We’ve got a corporate quiz happening in November - last year, there was a lot of cheating with people (brazenly, in some cases) googling the answers on their smartphones (despite this being forbidden).
Anyway, I thought it would be interesting if a couple of decoy questions could be introduced - where Google gives a first answer that is:
[ul]
[li]Distinctive (maybe even worded in a distinctive way, so we can be confident it was googled, rather than just remembered)[/li][li]Obscure or esoteric (i.e. not something someone would be likely to know already)[/li][li]Wrong[/li][/ul]
This thread*addressed the same issue a while back. You (!) suggested Snopes as a target site, but the problem is that some people will be wrong because they remembered the urban legend rather than because they googled it.
Is there going to be a penalty for getting the wrong answers on these questions? If it were to cost, say 10% of total available points then this will be a powerful deterrent - if it’s just one missed point, less so.
(One solution might be just to bluff - tell people ahead of time that there are booby-trap questions, even if you can’t find any. This will work if you also announce a big penalty, I should think.)
*Yes, I found it by googling for “google wrong answers”. You can’t fight the system.
I’m not saying you should do this, or even that it would definitely work, but I’m just saying that if the clear top google result for a question is a particular wikipedia entry, and if someone went in to wikipedia and edited (falsely) the entry a few minutes before the quiz, then the false entry would probably still be there during the quiz to catch cheating contestants.
Actually it almost certainly wouldn’t. Unless you are very good at wikipedia vandalism or attack a very obscure subject your misleading edits would be reverted very rapidly. Also you need to rely on google re-indexing it.
Keep in mind that anything obscure but specific mentioned in this thread will likely come up as a top search result in Google, possibly revealing the entrapment ploy.

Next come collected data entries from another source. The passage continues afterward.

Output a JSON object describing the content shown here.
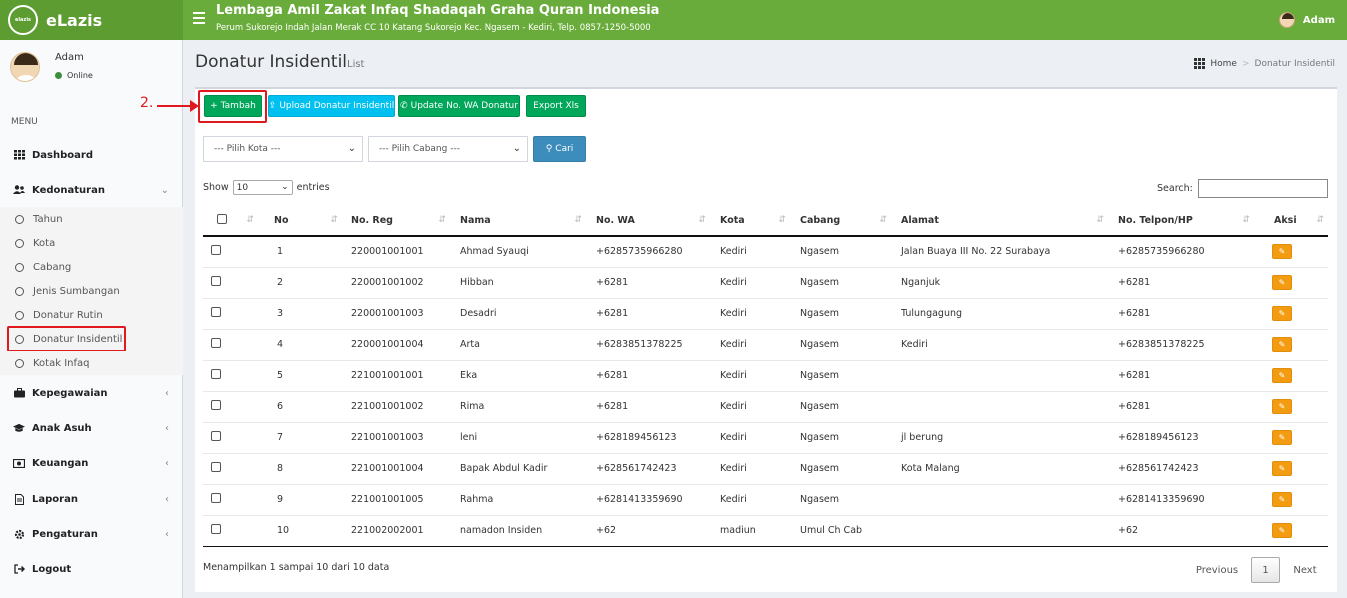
{
  "app": {
    "name": "eLazis",
    "logo_text": "elazis"
  },
  "header": {
    "org_name": "Lembaga Amil Zakat Infaq Shadaqah Graha Quran Indonesia",
    "org_address": "Perum Sukorejo Indah Jalan Merak CC 10 Katang Sukorejo Kec. Ngasem - Kediri, Telp. 0857-1250-5000",
    "user": "Adam"
  },
  "sidebar": {
    "user_name": "Adam",
    "status": "Online",
    "menu_header": "MENU",
    "items": [
      {
        "label": "Dashboard",
        "icon": "th-icon"
      },
      {
        "label": "Kedonaturan",
        "icon": "users-icon"
      },
      {
        "label": "Kepegawaian",
        "icon": "briefcase-icon"
      },
      {
        "label": "Anak Asuh",
        "icon": "graduation-cap-icon"
      },
      {
        "label": "Keuangan",
        "icon": "money-icon"
      },
      {
        "label": "Laporan",
        "icon": "file-icon"
      },
      {
        "label": "Pengaturan",
        "icon": "cogs-icon"
      },
      {
        "label": "Logout",
        "icon": "sign-out-icon"
      }
    ],
    "subitems": [
      "Tahun",
      "Kota",
      "Cabang",
      "Jenis Sumbangan",
      "Donatur Rutin",
      "Donatur Insidentil",
      "Kotak Infaq"
    ]
  },
  "page": {
    "title": "Donatur Insidentil",
    "subtitle": "List",
    "breadcrumb": {
      "home": "Home",
      "current": "Donatur Insidentil"
    }
  },
  "annotation": {
    "step_label": "2."
  },
  "toolbar": {
    "add_label": "Tambah",
    "upload_label": "Upload Donatur Insidentil",
    "update_wa_label": "Update No. WA Donatur",
    "export_label": "Export Xls"
  },
  "filters": {
    "kota_placeholder": "--- Pilih Kota ---",
    "cabang_placeholder": "--- Pilih Cabang ---",
    "search_button": "Cari"
  },
  "datatable": {
    "show_label": "Show",
    "entries_value": "10",
    "entries_label": "entries",
    "search_label": "Search:",
    "columns": [
      "No",
      "No. Reg",
      "Nama",
      "No. WA",
      "Kota",
      "Cabang",
      "Alamat",
      "No. Telpon/HP",
      "Aksi"
    ],
    "rows": [
      [
        "1",
        "220001001001",
        "Ahmad Syauqi",
        "+6285735966280",
        "Kediri",
        "Ngasem",
        "Jalan Buaya III No. 22 Surabaya",
        "+6285735966280"
      ],
      [
        "2",
        "220001001002",
        "Hibban",
        "+6281",
        "Kediri",
        "Ngasem",
        "Nganjuk",
        "+6281"
      ],
      [
        "3",
        "220001001003",
        "Desadri",
        "+6281",
        "Kediri",
        "Ngasem",
        "Tulungagung",
        "+6281"
      ],
      [
        "4",
        "220001001004",
        "Arta",
        "+6283851378225",
        "Kediri",
        "Ngasem",
        "Kediri",
        "+6283851378225"
      ],
      [
        "5",
        "221001001001",
        "Eka",
        "+6281",
        "Kediri",
        "Ngasem",
        "",
        "+6281"
      ],
      [
        "6",
        "221001001002",
        "Rima",
        "+6281",
        "Kediri",
        "Ngasem",
        "",
        "+6281"
      ],
      [
        "7",
        "221001001003",
        "leni",
        "+628189456123",
        "Kediri",
        "Ngasem",
        "jl berung",
        "+628189456123"
      ],
      [
        "8",
        "221001001004",
        "Bapak Abdul Kadir",
        "+628561742423",
        "Kediri",
        "Ngasem",
        "Kota Malang",
        "+628561742423"
      ],
      [
        "9",
        "221001001005",
        "Rahma",
        "+6281413359690",
        "Kediri",
        "Ngasem",
        "",
        "+6281413359690"
      ],
      [
        "10",
        "221002002001",
        "namadon Insiden",
        "+62",
        "madiun",
        "Umul Ch Cab",
        "",
        "+62"
      ]
    ],
    "info": "Menampilkan 1 sampai 10 dari 10 data",
    "pagination": {
      "previous": "Previous",
      "current": "1",
      "next": "Next"
    }
  },
  "colors": {
    "header_green": "#6aac3b",
    "highlight_red": "#e0191f",
    "edit_orange": "#f39c12"
  }
}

I go to a regular pub quiz on Friday nights that cuts down on smartphone cheating with the simple tactic of reading the questions quickly. I.e., there are seven rounds. Each round has 10 questions. The quizmaster reads each question and gives no more than about 10 seconds for teams to write down the answer before he goes to the next one. Once he reads the last question, you only have about half a minute before he requests all papers to be turned in, and then you start again for round 2. There is also a picture round, as someone described earlier, and an “identify this song” round.
You can still cheat with a smartphone, but it’s a lot harder because while you’re trying to look up the answer to #1, he’s already reading #2, etc.
If people are brazenly cheating, you need to have an arbitrator who goes around and confiscates smartphones from people. Either that or dock people a 5-point fine every time you see a smartphone on the table or in someone’s hands. Cheaters suck.
I believe cartographers used to (still?) do something like this.
They’d fabricate a village with an obscure name and throw it on a map. If the village later appeared on maps from other map makers, next thing they knew, Blam!, the culprit would find themself standing in front of Judge Judy.
I’ve tried a couple of misconceptions that I’ve heard commonly (or once believed):
Elephants are the only animal with 4 knees
Thomas Edison invented the lightbulb
Logie Baird invented television
Golf was invented in Scotland
and in each case Google offered several cites with the common wrong answer but at least one throwing doubt on it. I guess it depends if people are going to go straight for the top answer - you could encourage this by controlling the time they have, as per MsWhatsit, but it’s not certain.
Set up a website which turns up when you search for that phrase.
Ask the question, “Which famous 17th century eccentric said… [phrase]?”
When people get to that website, they find that you have encoded a loud, autoplaying siren noise. Instant disqualification and public shaming for anybody you hear looking at the website.
So I have nothing useful to add, but still want to say that I love this idea. As a (not particularly good) bar trivia player and hater of cheats, I’m on board with this. Also, I like the photo suggestion. It might not be exactly what you’re looking for, but it’s pretty cheat proof, which is good enough. It doesn’t out and shame the frauds, sure, but take what you can get.